In videos like the one above, the bricklaying work carried out by the robots appears to be rather slow, but al Khafaji emphasizes that since the machine is able to continue working continuously and without interruptions, it can roughly keep up with that of the average human bricklayer Rate of 500 bricks laid per day.
Keeping people informed is still urgently needed
Automating specific activities like this that can be integrated into traditional construction processes could help these technologies be adopted more quickly, suggests O'Gorman. However, he points out that human supervision and completion of tasks are still required. It can take a long time for robot builders to work all night with little or no supervision.

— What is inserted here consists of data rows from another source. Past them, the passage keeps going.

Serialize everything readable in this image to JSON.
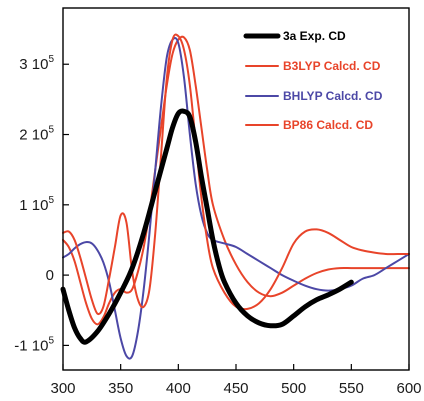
{
  "chart_data": {
    "type": "line",
    "title": "",
    "xlabel": "",
    "ylabel": "",
    "xlim": [
      300,
      600
    ],
    "ylim": [
      -135000,
      380000
    ],
    "grid": false,
    "legend_position": "top-right",
    "x_ticks": [
      300,
      350,
      400,
      450,
      500,
      550,
      600
    ],
    "x_tick_labels": [
      "300",
      "350",
      "400",
      "450",
      "500",
      "550",
      "600"
    ],
    "y_ticks": [
      -100000,
      0,
      100000,
      200000,
      300000
    ],
    "y_tick_labels": [
      {
        "base": "-1 10",
        "exp": "5"
      },
      {
        "base": "0",
        "exp": ""
      },
      {
        "base": "1 10",
        "exp": "5"
      },
      {
        "base": "2 10",
        "exp": "5"
      },
      {
        "base": "3 10",
        "exp": "5"
      }
    ],
    "series": [
      {
        "name": "3a Exp. CD",
        "color": "#000000",
        "width": "thick",
        "x": [
          300,
          305,
          310,
          315,
          320,
          330,
          340,
          350,
          360,
          370,
          380,
          390,
          395,
          400,
          405,
          410,
          415,
          420,
          425,
          430,
          435,
          440,
          450,
          460,
          470,
          480,
          490,
          500,
          510,
          520,
          530,
          540,
          550
        ],
        "y": [
          -20000,
          -50000,
          -75000,
          -90000,
          -95000,
          -80000,
          -55000,
          -25000,
          10000,
          60000,
          120000,
          180000,
          210000,
          230000,
          233000,
          225000,
          190000,
          140000,
          95000,
          50000,
          15000,
          -10000,
          -40000,
          -58000,
          -68000,
          -72000,
          -70000,
          -58000,
          -45000,
          -35000,
          -28000,
          -20000,
          -10000
        ]
      },
      {
        "name": "B3LYP Calcd. CD",
        "color": "#e8442a",
        "width": "thin",
        "x": [
          300,
          305,
          310,
          315,
          320,
          325,
          330,
          335,
          340,
          345,
          350,
          355,
          360,
          365,
          370,
          375,
          380,
          385,
          390,
          395,
          400,
          405,
          410,
          415,
          420,
          425,
          430,
          440,
          450,
          460,
          470,
          480,
          490,
          500,
          510,
          520,
          530,
          540,
          550,
          560,
          570,
          580,
          590,
          600
        ],
        "y": [
          50000,
          40000,
          20000,
          -10000,
          -40000,
          -62000,
          -70000,
          -60000,
          -40000,
          -25000,
          -20000,
          -25000,
          -20000,
          5000,
          40000,
          90000,
          150000,
          210000,
          270000,
          315000,
          335000,
          338000,
          320000,
          270000,
          210000,
          150000,
          100000,
          50000,
          15000,
          -10000,
          -25000,
          -30000,
          -25000,
          -15000,
          -5000,
          3000,
          8000,
          10000,
          10000,
          10000,
          10000,
          10000,
          10000,
          10000
        ]
      },
      {
        "name": "BHLYP Calcd. CD",
        "color": "#4c48a6",
        "width": "thin",
        "x": [
          300,
          305,
          310,
          315,
          320,
          325,
          330,
          335,
          340,
          345,
          350,
          355,
          360,
          365,
          370,
          375,
          380,
          385,
          390,
          395,
          400,
          405,
          410,
          415,
          420,
          425,
          430,
          440,
          450,
          460,
          470,
          480,
          490,
          500,
          510,
          520,
          530,
          540,
          550,
          560,
          570,
          580,
          590,
          600
        ],
        "y": [
          25000,
          30000,
          38000,
          44000,
          47000,
          45000,
          35000,
          18000,
          -10000,
          -50000,
          -90000,
          -115000,
          -115000,
          -80000,
          -20000,
          60000,
          150000,
          240000,
          310000,
          335000,
          330000,
          280000,
          200000,
          130000,
          85000,
          60000,
          50000,
          45000,
          40000,
          30000,
          20000,
          10000,
          0,
          -8000,
          -15000,
          -20000,
          -22000,
          -20000,
          -15000,
          -5000,
          0,
          10000,
          20000,
          30000
        ]
      },
      {
        "name": "BP86 Calcd. CD",
        "color": "#e8442a",
        "width": "thin",
        "x": [
          300,
          305,
          310,
          315,
          320,
          325,
          330,
          335,
          340,
          345,
          350,
          355,
          360,
          365,
          370,
          375,
          380,
          385,
          390,
          395,
          400,
          405,
          410,
          415,
          420,
          425,
          430,
          440,
          450,
          460,
          470,
          480,
          490,
          500,
          510,
          520,
          530,
          540,
          550,
          560,
          570,
          580,
          590,
          600
        ],
        "y": [
          60000,
          62000,
          50000,
          25000,
          -5000,
          -35000,
          -55000,
          -45000,
          -5000,
          40000,
          85000,
          75000,
          5000,
          -35000,
          -45000,
          -20000,
          60000,
          170000,
          280000,
          335000,
          340000,
          320000,
          270000,
          190000,
          110000,
          50000,
          10000,
          -25000,
          -45000,
          -48000,
          -40000,
          -20000,
          10000,
          45000,
          62000,
          65000,
          60000,
          50000,
          40000,
          35000,
          32000,
          30000,
          30000,
          30000
        ]
      }
    ]
  }
}
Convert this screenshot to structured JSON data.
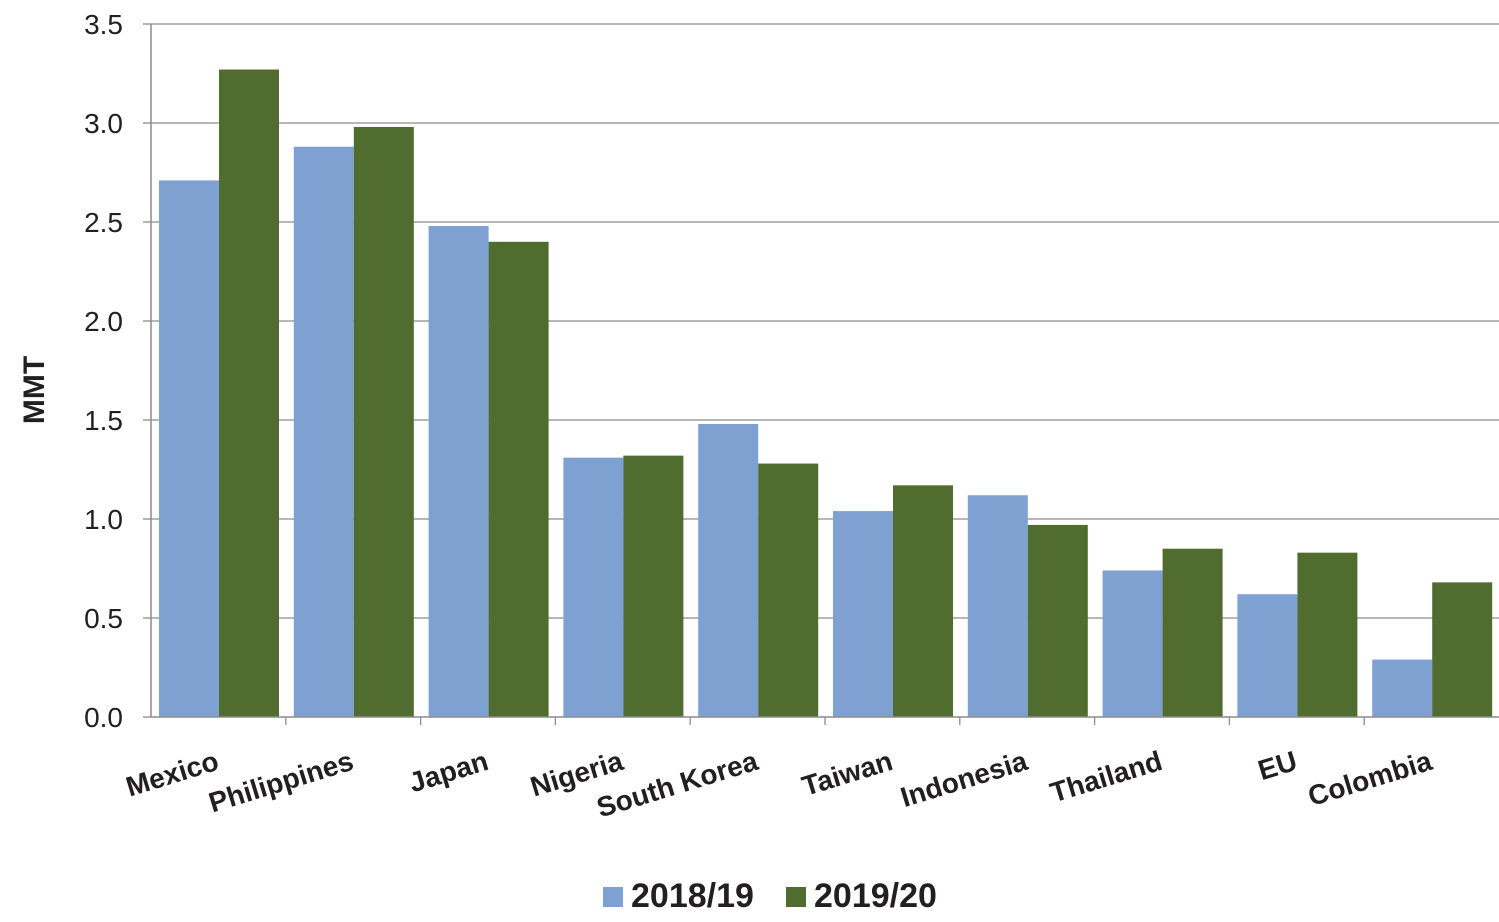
{
  "chart_data": {
    "type": "bar",
    "categories": [
      "Mexico",
      "Philippines",
      "Japan",
      "Nigeria",
      "South Korea",
      "Taiwan",
      "Indonesia",
      "Thailand",
      "EU",
      "Colombia"
    ],
    "series": [
      {
        "name": "2018/19",
        "color": "#7ea1d2",
        "values": [
          2.71,
          2.88,
          2.48,
          1.31,
          1.48,
          1.04,
          1.12,
          0.74,
          0.62,
          0.29
        ]
      },
      {
        "name": "2019/20",
        "color": "#506c2f",
        "values": [
          3.27,
          2.98,
          2.4,
          1.32,
          1.28,
          1.17,
          0.97,
          0.85,
          0.83,
          0.68
        ]
      }
    ],
    "ylabel": "MMT",
    "ylim": [
      0,
      3.5
    ],
    "yticks": [
      "0.0",
      "0.5",
      "1.0",
      "1.5",
      "2.0",
      "2.5",
      "3.0",
      "3.5"
    ],
    "grid": true,
    "legend_position": "bottom"
  }
}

Nevertheless, Monumental's robots have already helped, among other things, to build a canal retaining wall in Amsterdam and a one-story villa. Demand is encouraging, says al Khafaji, indicating that he has orders for several new terraced houses on the books in the coming months. The company is also exploring the potential of its use more environmentally friendly bricksas normal clay bricks contain a high amount of embodied carbon.
While Monumental's masonry machines cannot yet lay vertical bricks or build arches, they can create curved corners and also lay bricks artistic patterns.
“I find that really exciting,” says al Khafaji, “that brings beauty back into our built environment.”